Massive Police Shootout in Cleveland Despite Lack of Criminals
This is an amazing story. I urge you to read the whole thing, but here’s the basics:
A November car chase ended in a “full blown-out” firefight, with glass and bullets flying, according to Cleveland police officers who described for investigators the chaotic scene at the end of the deadly 25-minute pursuit.
But when the smoky haze—caused by rapid fire of nearly 140 bullets in less than 30 seconds—dissipated, it soon became clear that more than a dozen officers had been firing at one another across a middle school parking lot in East Cleveland.
At the end of the scene, both unarmed—and presumably innocent—people in the car were dead.
There’s a lot that can be said here, but I don’t feel qualified to say it. There’s a whole body of research on decision making under stress—police, firefighters, soldiers—and how easy it is to get caught up in the heat of the moment. I have read one book on that subject, Sources of Power, but that was years ago.
What interests me right now is how this whole situation was colored by what “society” is talking about and afraid of, which became the preconceptions the officers brought to the event. School shootings are in the news, so as soon as the car drove into a school parking lot, the police assumed the worst.
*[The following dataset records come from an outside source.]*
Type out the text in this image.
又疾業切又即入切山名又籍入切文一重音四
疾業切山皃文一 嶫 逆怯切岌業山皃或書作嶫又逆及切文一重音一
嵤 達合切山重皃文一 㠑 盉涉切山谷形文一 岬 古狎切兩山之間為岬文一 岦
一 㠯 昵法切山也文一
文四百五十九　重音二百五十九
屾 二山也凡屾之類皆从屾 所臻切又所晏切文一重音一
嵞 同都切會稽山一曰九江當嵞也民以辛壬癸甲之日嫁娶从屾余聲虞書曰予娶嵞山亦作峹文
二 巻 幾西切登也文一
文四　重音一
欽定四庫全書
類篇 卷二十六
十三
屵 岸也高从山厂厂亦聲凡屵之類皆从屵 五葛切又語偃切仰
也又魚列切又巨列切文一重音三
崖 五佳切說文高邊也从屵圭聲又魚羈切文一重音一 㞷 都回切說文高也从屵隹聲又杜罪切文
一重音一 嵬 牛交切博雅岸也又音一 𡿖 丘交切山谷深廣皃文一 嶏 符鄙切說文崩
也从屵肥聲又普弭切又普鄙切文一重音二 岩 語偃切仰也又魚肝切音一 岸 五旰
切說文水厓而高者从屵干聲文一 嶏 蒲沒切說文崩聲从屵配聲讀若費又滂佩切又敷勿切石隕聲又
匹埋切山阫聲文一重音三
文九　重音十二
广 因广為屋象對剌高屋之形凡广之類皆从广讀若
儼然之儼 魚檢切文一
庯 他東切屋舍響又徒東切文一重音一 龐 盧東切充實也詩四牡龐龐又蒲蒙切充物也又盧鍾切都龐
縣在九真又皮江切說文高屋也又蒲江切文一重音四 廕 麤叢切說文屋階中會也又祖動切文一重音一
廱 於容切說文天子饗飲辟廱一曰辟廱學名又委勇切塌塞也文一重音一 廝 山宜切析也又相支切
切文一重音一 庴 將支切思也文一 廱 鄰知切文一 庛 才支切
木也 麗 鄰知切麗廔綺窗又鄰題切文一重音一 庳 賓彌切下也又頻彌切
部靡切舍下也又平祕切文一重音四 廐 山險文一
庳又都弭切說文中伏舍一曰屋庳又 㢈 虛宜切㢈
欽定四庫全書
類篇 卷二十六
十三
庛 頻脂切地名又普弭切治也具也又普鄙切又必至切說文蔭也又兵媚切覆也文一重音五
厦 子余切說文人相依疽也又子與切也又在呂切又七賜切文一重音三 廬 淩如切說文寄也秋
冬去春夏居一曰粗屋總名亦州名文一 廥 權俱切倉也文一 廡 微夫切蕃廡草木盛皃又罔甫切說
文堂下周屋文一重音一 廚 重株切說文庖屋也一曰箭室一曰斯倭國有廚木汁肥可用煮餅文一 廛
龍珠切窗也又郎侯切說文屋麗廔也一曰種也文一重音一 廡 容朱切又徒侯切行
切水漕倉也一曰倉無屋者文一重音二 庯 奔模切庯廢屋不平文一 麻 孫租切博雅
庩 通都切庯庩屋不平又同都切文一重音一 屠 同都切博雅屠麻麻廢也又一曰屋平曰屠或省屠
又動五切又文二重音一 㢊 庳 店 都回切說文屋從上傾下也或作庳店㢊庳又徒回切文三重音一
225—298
Firefights with dangerous criminals are what we see on TV, so that’s not unexpected, either. When you read the story, it’s clear how many of the elements that the officers believed—police cars being rammed, for example—are right out of television violence. This would have turned out very differently if the officers had assumed that, as is almost always true, the two people in the car were just two people in a car.
I’m also curious as to how much technology contributed to this. Reports on the radio brought more and more officers to the scene, and misinformation was broadcast over the radio.
Again, I’m not really qualified to write about any of this. But it’s what I’ve been thinking about.
octavio • February 12, 2013 1:26 PM
This is a classic example of the culmination of worst-first thinking.